Laboratory of Chemometrics, Department of Chemistry, University of Perugia, Via Elce di Sotto 10, I-60123 Perugia, Italy.
J Chem Inf Model. 2012 Sep 24;52(9):2462-70. doi: 10.1021/ci3002809. Epub 2012 Sep 4.
P-Glycoprotein (Pgp) is involved in the elimination and in the disposition of a significant portion of marketed drugs. So far, publicly available data sets used for modeling Pgp transport included compounds tested in different assays, different cell lines, and different protocols. In this work, we present a collection of 478 Efflux Ratios (ERs) in MDCK-MDR1 cell lines, and from this collection we define a data set of 187 compounds that were tested in the Borst-derived MDCK-MDR1 cell lines. Of the 23 models resulting from the use of different descriptors, classification algorithms, and variable selection techniques, the 4 most accurate in external validation (∼0.86) are based on VolSurf+ (VS+) descriptors. Two of these models are Naïve Bayes (NB) classifiers using 4 descriptors that were selected through a new technique hereby first time extensively described.

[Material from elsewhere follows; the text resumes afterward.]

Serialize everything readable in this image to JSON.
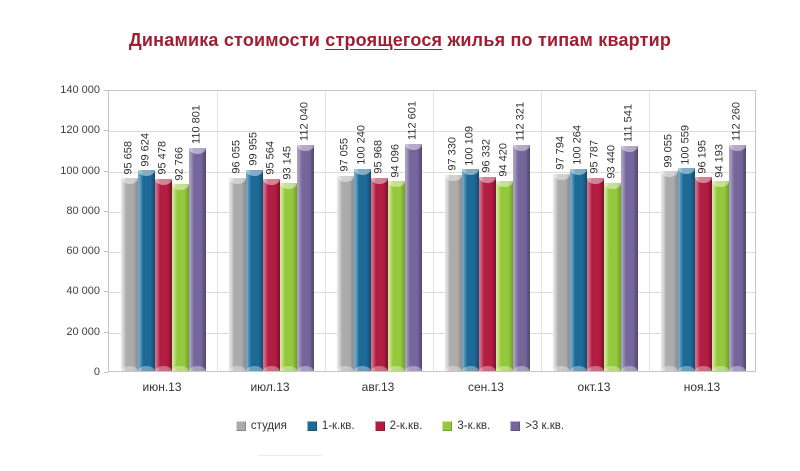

P-糖蛋白(Pgp)参与了相当一部分市售药物的消除和处置。到目前为止,用于建模 Pgp 转运的公开可用数据集包括在不同测定、不同细胞系和不同方案中测试的化合物。在这项工作中,我们提供了一个在 MDCK-MDR1 细胞系中进行的 478 个外排比(ER)的集合,并且从这个集合中,我们定义了一个在 Borst 衍生的 MDCK-MDR1 细胞系中测试的 187 种化合物的数据集合。在所使用的不同描述符、分类算法和变量选择技术产生的 23 个模型中,在外部验证中最准确的(约 0.86)是基于 VolSurf+(VS+)描述符的。这两个模型都是使用通过一种新的技术选择的 4 个描述符的朴素贝叶斯(NB)分类器,该技术在此处首次得到了广泛的描述。